Tidak ada mekanisme baku
Suwarjono mengatakan karena medium internet yang bersifat seketika dan lintas batas geografis, maka dapat dibenarkan adanya pembatasan seperti pemblokiran situs yang menganjurkan kebencian atas dasar kebangsaan, ras atau agama yang merupakan hasutan untuk melakukan diskriminasi, permusuhan atau kekerasan.
“Tetapi, harus ada mekanisme pengadilan untuk sesegera mungkin menguji, apakah penilaian pemerintah terkait sebuah situs menganjurkan kebencian atas dasar kebangsaan, ras atau agama yang merupakan hasutan untuk melakukan diskriminasi, permusuhan atau kekerasan itu obyektif,” ujarnya.
“Mekanisme uji oleh pengadilan penting, agar kewenangan negara untuk memastikan pelaksanaan kebebasan berekspresi mengikuti aturan Konvenan Sipil dan Politik tidak disalahgunakan untuk kepentingan penguasa,” tambahnya.
Pengamat media, yang juga mantan anggota Dewan Pers, Agus Sudibyo, mengatakan mekanisme baku tentang cara untuk pemblokiran suatu situs yang dianggap berbahaya belum ada.
“Misalnya proses mengontak pemilik atau pengelola situs, memberikan peringatan, mengadakan dialog dan sebagainya. Mekanisme seperti itu yang saya lihat belum ada,” ujar Agus kepada BeritaBenar.
“Kecuali untuk situs yang tidak ada pengelolanya, bisa langsung diblokir. Tapi kalau ada dan aktif bisa dikontak, seharusnya diperingatkan dulu,” tambahnya.
Menurut Agus, dengan tak adanya mekanisme baku, akan berpotensi merugikan situs-situs lain yang belum tentu dianggap berbahaya, padahal pemblokiran itu harus adil diberlakukan pada semua situs yang bersifat provokatif.
Tak terkait demonstrasi
Menteri Kominfo Rudiantara menampik pemblokiran situs itu terkait dengan aksi masa puluhan ribu Muslim yang menuntut proses hukum atas kasus dugaan penistaan agama yang dilakukan Ahok.

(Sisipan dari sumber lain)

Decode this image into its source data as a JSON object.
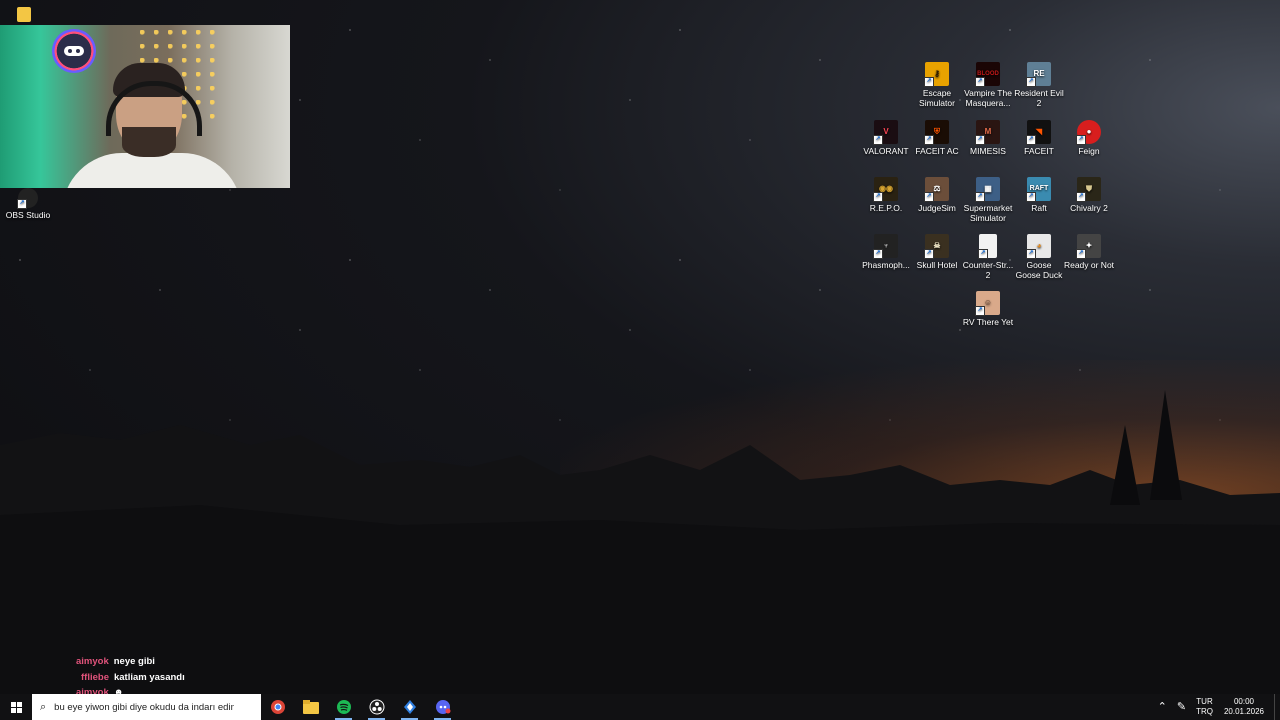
{
  "desktop": {
    "icons": [
      {
        "label": "Escape Simulator",
        "icon": "keyhole-icon",
        "color": "#e8a200"
      },
      {
        "label": "Vampire The Masquera...",
        "icon": "bloodhunt-icon",
        "color": "#c01818"
      },
      {
        "label": "Resident Evil 2",
        "icon": "resident-evil-icon",
        "color": "#5f7f95"
      },
      {
        "label": "VALORANT",
        "icon": "valorant-icon",
        "color": "#ff4655"
      },
      {
        "label": "FACEIT AC",
        "icon": "faceit-ac-icon",
        "color": "#ff5500"
      },
      {
        "label": "MIMESIS",
        "icon": "mimesis-icon",
        "color": "#b33a2a"
      },
      {
        "label": "FACEIT",
        "icon": "faceit-icon",
        "color": "#ff5500"
      },
      {
        "label": "Feign",
        "icon": "feign-icon",
        "color": "#d81e1e"
      },
      {
        "label": "R.E.P.O.",
        "icon": "repo-icon",
        "color": "#d8a530"
      },
      {
        "label": "JudgeSim",
        "icon": "judgesim-icon",
        "color": "#6b4e3a"
      },
      {
        "label": "Supermarket Simulator",
        "icon": "supermarket-icon",
        "color": "#3d5f86"
      },
      {
        "label": "Raft",
        "icon": "raft-icon",
        "color": "#3a8bb0"
      },
      {
        "label": "Chivalry 2",
        "icon": "chivalry-icon",
        "color": "#9a8a5a"
      },
      {
        "label": "Phasmoph...",
        "icon": "phasmophobia-icon",
        "color": "#222222"
      },
      {
        "label": "Skull Hotel",
        "icon": "skull-hotel-icon",
        "color": "#3a3020"
      },
      {
        "label": "Counter-Str... 2",
        "icon": "document-icon",
        "color": "#f2f2f2"
      },
      {
        "label": "Goose Goose Duck",
        "icon": "goose-icon",
        "color": "#e8e8e8"
      },
      {
        "label": "Ready or Not",
        "icon": "ready-or-not-icon",
        "color": "#444444"
      },
      {
        "label": "RV There Yet",
        "icon": "rv-icon",
        "color": "#d9a98a"
      }
    ],
    "obs_label": "OBS Studio"
  },
  "chat": [
    {
      "user": "aimyok",
      "message": "neye gibi"
    },
    {
      "user": "ffliebe",
      "message": "katliam yasandı"
    },
    {
      "user": "aimyok",
      "message": ""
    }
  ],
  "taskbar": {
    "search_text": "bu eye yiwon gibi diye okudu da indarı edim",
    "apps": [
      {
        "name": "chrome-icon",
        "color": "#db4437"
      },
      {
        "name": "file-explorer-icon",
        "color": "#f3c644"
      },
      {
        "name": "spotify-icon",
        "color": "#1db954"
      },
      {
        "name": "obs-icon",
        "color": "#ffffff"
      },
      {
        "name": "sourcetree-icon",
        "color": "#2f7fe0"
      },
      {
        "name": "discord-icon",
        "color": "#5865f2"
      }
    ],
    "language_line1": "TUR",
    "language_line2": "TRQ",
    "time": "00:00",
    "date": "20.01.2026"
  }
}
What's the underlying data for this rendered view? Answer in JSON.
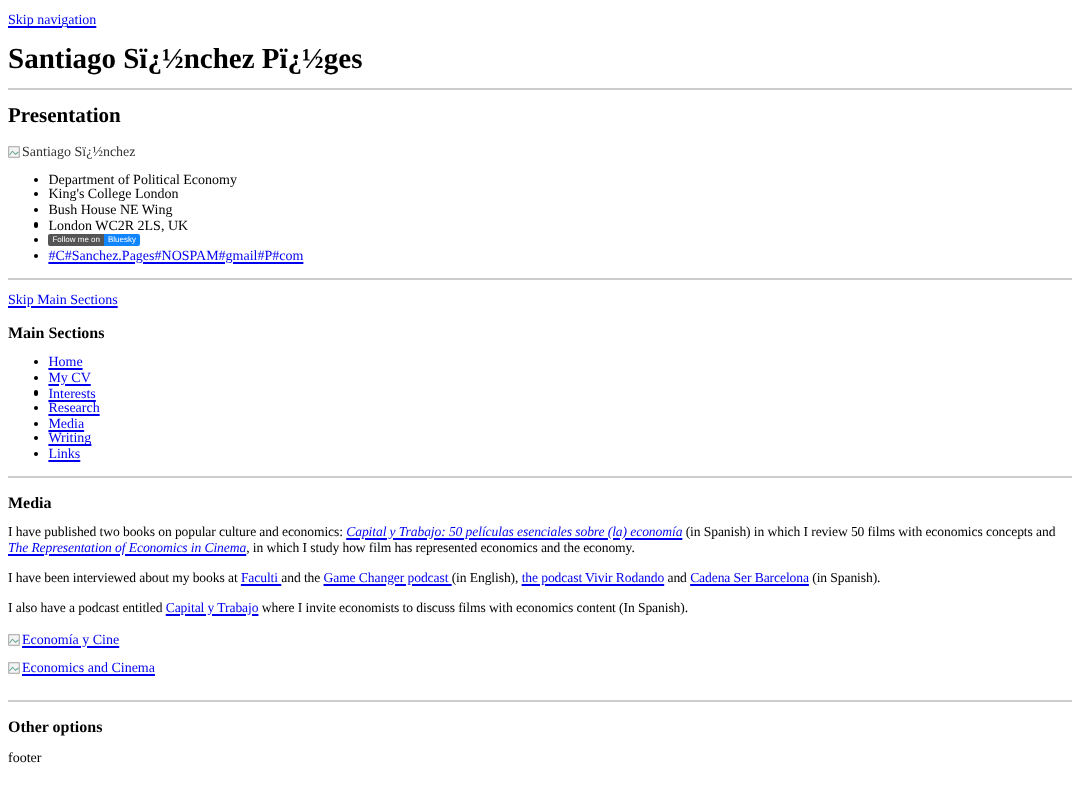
{
  "skip_navigation": "Skip navigation",
  "title": "Santiago Sï¿½nchez Pï¿½ges",
  "presentation": {
    "heading": "Presentation",
    "photo_alt": "Santiago Sï¿½nchez",
    "address": [
      "Department of Political Economy",
      "King's College London",
      "Bush House NE Wing",
      "London WC2R 2LS, UK"
    ],
    "bluesky_badge": {
      "label": "Follow me on",
      "service": "Bluesky"
    },
    "email": "#C#Sanchez.Pages#NOSPAM#gmail#P#com"
  },
  "skip_main": "Skip Main Sections",
  "main_sections": {
    "heading": "Main Sections",
    "links": [
      "Home",
      "My CV",
      "Interests",
      "Research",
      "Media",
      "Writing",
      "Links"
    ]
  },
  "media": {
    "heading": "Media",
    "paragraphs": [
      [
        {
          "text": "I have published two books on popular culture and economics: "
        },
        {
          "text": "Capital y Trabajo: 50 películas esenciales sobre (la) economía",
          "link": true,
          "italic": true
        },
        {
          "text": " (in Spanish) in which I review 50 films with economics concepts and "
        },
        {
          "text": "The Representation of Economics in Cinema",
          "link": true,
          "italic": true
        },
        {
          "text": ", in which I study how film has represented economics and the economy."
        }
      ],
      [
        {
          "text": "I have been interviewed about my books at "
        },
        {
          "text": "Faculti ",
          "link": true
        },
        {
          "text": "and the "
        },
        {
          "text": "Game Changer podcast ",
          "link": true
        },
        {
          "text": "(in English), "
        },
        {
          "text": "the podcast Vivir Rodando",
          "link": true
        },
        {
          "text": " and "
        },
        {
          "text": "Cadena Ser Barcelona",
          "link": true
        },
        {
          "text": " (in Spanish)."
        }
      ],
      [
        {
          "text": "I also have a podcast entitled "
        },
        {
          "text": "Capital y Trabajo",
          "link": true
        },
        {
          "text": " where I invite economists to discuss films with economics content (In Spanish)."
        }
      ]
    ],
    "image_links": [
      "Economía y Cine",
      "Economics and Cinema"
    ]
  },
  "other_options": {
    "heading": "Other options",
    "footer": "footer"
  }
}
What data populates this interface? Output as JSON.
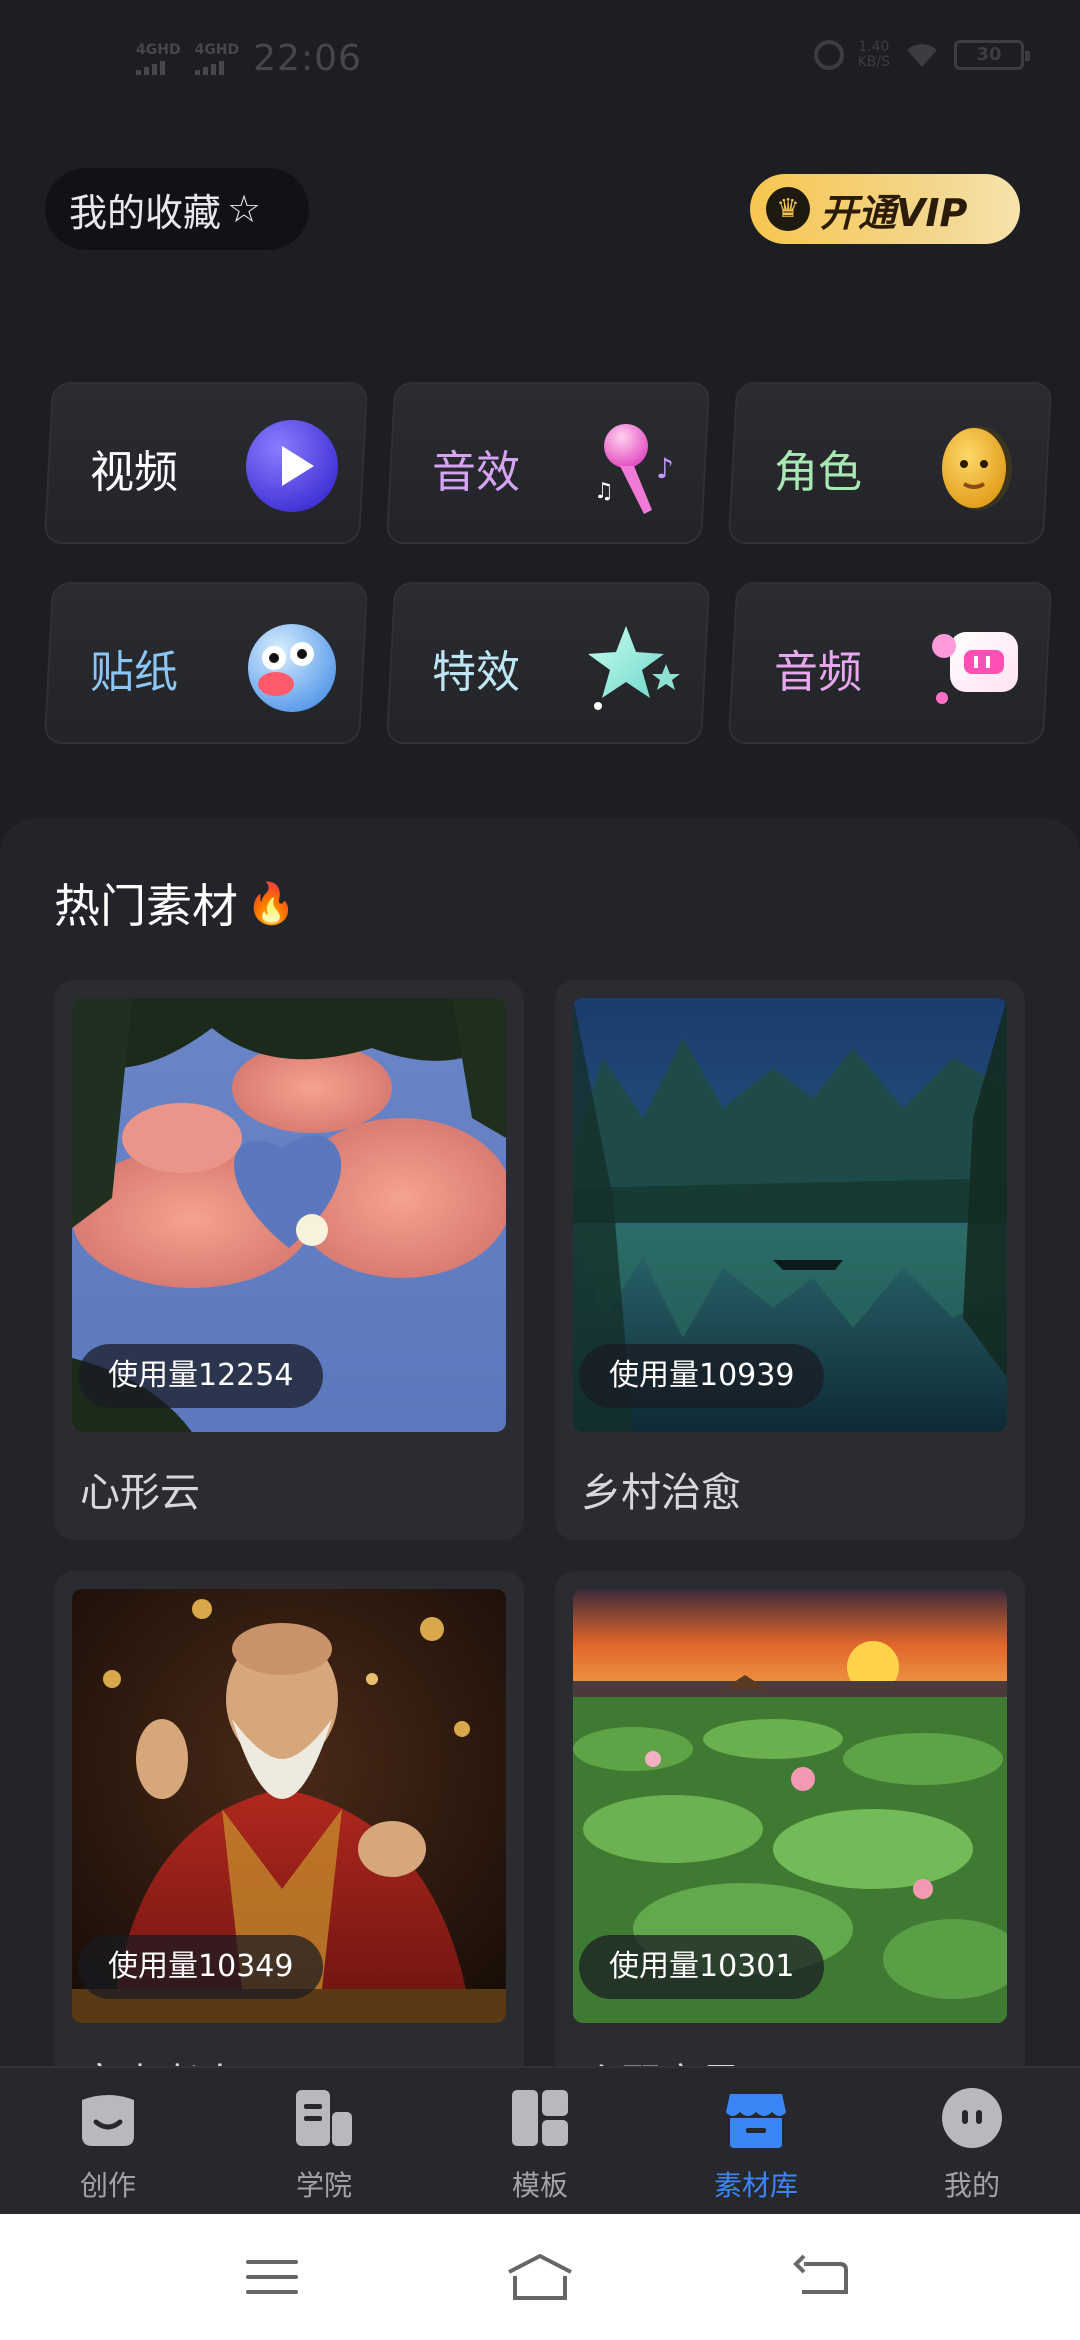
{
  "status_bar": {
    "sim1": "4GHD",
    "sim2": "4GHD",
    "time": "22:06",
    "net_speed_value": "1.40",
    "net_speed_unit": "KB/S",
    "battery": "30"
  },
  "header": {
    "favorites_label": "我的收藏",
    "vip_label": "开通VIP"
  },
  "categories": [
    {
      "label": "视频",
      "color": "#ffffff",
      "icon": "play-icon"
    },
    {
      "label": "音效",
      "color": "#d6a4f5",
      "icon": "microphone-icon"
    },
    {
      "label": "角色",
      "color": "#a8e8b3",
      "icon": "face-icon"
    },
    {
      "label": "贴纸",
      "color": "#8cc6f7",
      "icon": "sticker-face-icon"
    },
    {
      "label": "特效",
      "color": "#bfe6f5",
      "icon": "star-icon"
    },
    {
      "label": "音频",
      "color": "#e8a7ee",
      "icon": "audio-chat-icon"
    }
  ],
  "hot": {
    "title": "热门素材",
    "items": [
      {
        "usage": "使用量12254",
        "title": "心形云"
      },
      {
        "usage": "使用量10939",
        "title": "乡村治愈"
      },
      {
        "usage": "使用量10349",
        "title": "富贵老人"
      },
      {
        "usage": "使用量10301",
        "title": "乡野宁景"
      }
    ]
  },
  "bottom_nav": [
    {
      "label": "创作",
      "icon": "create-icon",
      "active": false
    },
    {
      "label": "学院",
      "icon": "academy-icon",
      "active": false
    },
    {
      "label": "模板",
      "icon": "template-icon",
      "active": false
    },
    {
      "label": "素材库",
      "icon": "store-icon",
      "active": true
    },
    {
      "label": "我的",
      "icon": "profile-icon",
      "active": false
    }
  ],
  "colors": {
    "background": "#1d1e22",
    "active_tab": "#3b86f7",
    "vip_gold": "#f6c64f"
  }
}
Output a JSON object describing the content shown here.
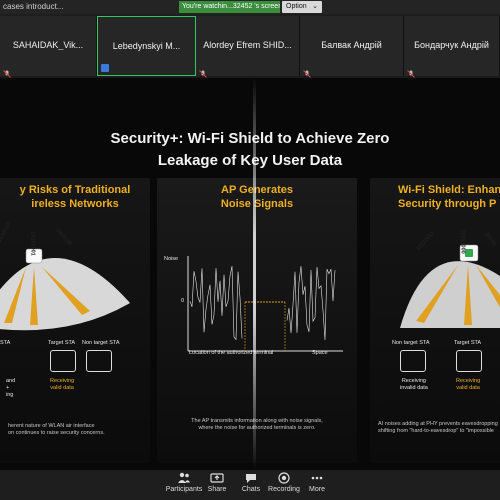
{
  "topbar": {
    "left_text": "cases introduct...",
    "sharing_banner": "You're watchin...32452 's screen.",
    "option_label": "Option"
  },
  "participants": [
    {
      "name": "SAHAIDAK_Vik..."
    },
    {
      "name": "Lebedynskyi M..."
    },
    {
      "name": "Alordey Efrem SHID..."
    },
    {
      "name": "Балвак Андрій"
    },
    {
      "name": "Бондарчук Андрій"
    }
  ],
  "slide": {
    "title_line1": "Security+: Wi-Fi Shield to Achieve Zero",
    "title_line2": "Leakage of Key User Data",
    "left": {
      "heading_line1": "y Risks of Traditional",
      "heading_line2": "ireless Networks",
      "ap_bits_left": "10100010",
      "ap_bits_mid": "10101001",
      "ap_bits_right": "1000100",
      "sta_left": "STA",
      "sta_target": "Target STA",
      "sta_nontarget": "Non target STA",
      "left_note_line1": "and",
      "left_note_line2": "+",
      "left_note_line3": "ing",
      "receiving_line1": "Receiving",
      "receiving_line2": "valid data",
      "caption_line1": "herent nature of WLAN air interface",
      "caption_line2": "on continues to raise security concerns."
    },
    "middle": {
      "heading_line1": "AP Generates",
      "heading_line2": "Noise Signals",
      "y_axis": "Noise",
      "zero": "0",
      "x_axis": "Space",
      "location_label": "Location of the authorized terminal",
      "caption_line1": "The AP transmits information along with noise signals,",
      "caption_line2": "where the noise for authorized terminals is zero."
    },
    "right": {
      "heading_line1": "Wi-Fi Shield: Enhan",
      "heading_line2": "Security through P",
      "bits_left": "10110011",
      "bits_mid": "10101000",
      "bits_right": "10100",
      "sta_nontarget": "Non target STA",
      "sta_target": "Target STA",
      "receiving_invalid_line1": "Receiving",
      "receiving_invalid_line2": "invalid data",
      "receiving_valid_line1": "Receiving",
      "receiving_valid_line2": "valid data",
      "caption_line1": "AI noises adding at PHY prevents eavesdropping",
      "caption_line2": "shifting from \"hard-to-eavesdrop\" to \"impossible"
    }
  },
  "toolbar": [
    {
      "label": "Participants",
      "icon": "participants-icon"
    },
    {
      "label": "Share",
      "icon": "share-icon"
    },
    {
      "label": "Chats",
      "icon": "chat-icon"
    },
    {
      "label": "Recording",
      "icon": "recording-icon"
    },
    {
      "label": "More",
      "icon": "more-icon"
    }
  ],
  "colors": {
    "accent_orange": "#f0b020",
    "banner_green": "#3a8d3c",
    "active_tile_border": "#2ec866"
  }
}
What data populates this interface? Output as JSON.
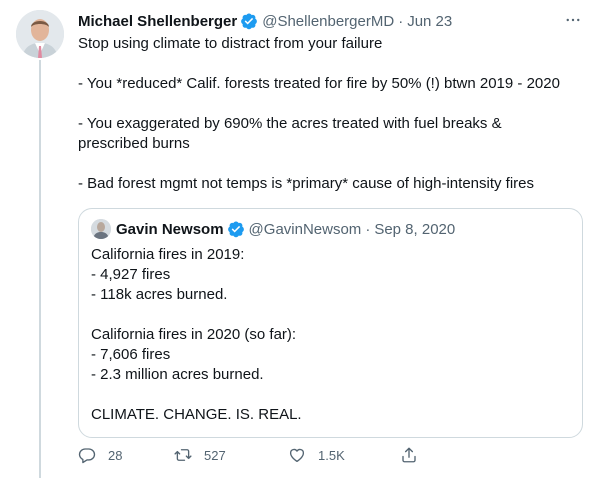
{
  "tweet": {
    "author_name": "Michael Shellenberger",
    "handle": "@ShellenbergerMD",
    "separator": "·",
    "time": "Jun 23",
    "lines": [
      "Stop using climate to distract from your failure",
      "",
      "- You *reduced* Calif. forests treated for fire by 50% (!) btwn 2019 - 2020",
      "",
      "- You exaggerated by 690% the acres treated with fuel breaks &",
      "prescribed burns",
      "",
      "- Bad forest mgmt not temps is *primary* cause of high-intensity fires"
    ]
  },
  "quote": {
    "author_name": "Gavin Newsom",
    "handle": "@GavinNewsom",
    "separator": "·",
    "time": "Sep 8, 2020",
    "lines": [
      "California fires in 2019:",
      "- 4,927 fires",
      "- 118k acres burned.",
      "",
      "California fires in 2020 (so far):",
      "- 7,606 fires",
      "- 2.3 million acres burned.",
      "",
      "CLIMATE. CHANGE. IS. REAL."
    ]
  },
  "actions": {
    "replies": "28",
    "retweets": "527",
    "likes": "1.5K"
  },
  "icons": {
    "verified": "verified-badge-icon",
    "more": "more-options-icon",
    "reply": "reply-icon",
    "retweet": "retweet-icon",
    "like": "heart-icon",
    "share": "share-icon"
  },
  "colors": {
    "verified": "#1d9bf0",
    "secondary_text": "#536471",
    "border": "#cfd9de"
  }
}
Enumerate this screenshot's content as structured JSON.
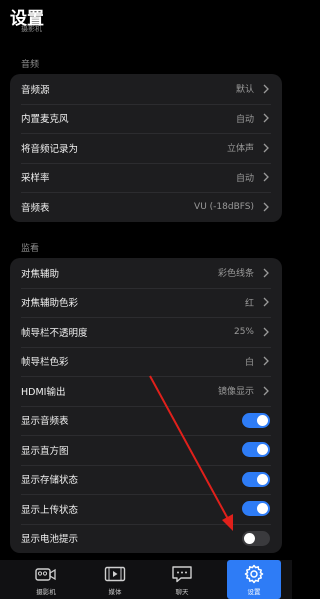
{
  "header": {
    "title": "设置",
    "subtitle": "摄影机"
  },
  "audio": {
    "section_label": "音频",
    "items": [
      {
        "label": "音频源",
        "value": "默认"
      },
      {
        "label": "内置麦克风",
        "value": "自动"
      },
      {
        "label": "将音频记录为",
        "value": "立体声"
      },
      {
        "label": "采样率",
        "value": "自动"
      },
      {
        "label": "音频表",
        "value": "VU (-18dBFS)"
      }
    ]
  },
  "monitor": {
    "section_label": "监看",
    "items": [
      {
        "label": "对焦辅助",
        "value": "彩色线条"
      },
      {
        "label": "对焦辅助色彩",
        "value": "红"
      },
      {
        "label": "帧导栏不透明度",
        "value": "25%"
      },
      {
        "label": "帧导栏色彩",
        "value": "白"
      },
      {
        "label": "HDMI输出",
        "value": "镜像显示"
      }
    ],
    "toggles": [
      {
        "label": "显示音频表",
        "on": true
      },
      {
        "label": "显示直方图",
        "on": true
      },
      {
        "label": "显示存储状态",
        "on": true
      },
      {
        "label": "显示上传状态",
        "on": true
      },
      {
        "label": "显示电池提示",
        "on": false
      }
    ]
  },
  "tabbar": {
    "items": [
      {
        "label": "摄影机",
        "icon": "camera-icon",
        "active": false
      },
      {
        "label": "媒体",
        "icon": "film-icon",
        "active": false
      },
      {
        "label": "聊天",
        "icon": "chat-icon",
        "active": false
      },
      {
        "label": "设置",
        "icon": "gear-icon",
        "active": true
      }
    ]
  },
  "colors": {
    "accent": "#2e7cf6",
    "annotation_arrow": "#e0201b"
  }
}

Menurutnya, pemerintah rutin memantau dan menyaring situs-situs yang kontennya berhubungan dengan pornografi, penipuan melalui internet, kejahatan perdagangan, pelanggaran hak cipta, dan isu SARA.
"Itu sesuatu yang rutin. Itu sudah ada dari dulu, yang di-filter ada 700 ribu lebih. Ada masalah pornografi, masalah penipuan, perdagangan, ada pelanggaran hak cipta. Ada yang berkaitan dengan SARA, macam macam," ujar Rudiantara seperti dikutip dari Republika.
Sebelumnya tahun lalu, Kominfo pernah memblokir 22 situs, termasuk arrahmah.com dan voa-islam.com, karena dianggap radikal. Pemblokiran itu dilakukan setelah adanya pengaduan dari Badan Nasional Penanggulangan Terorisme.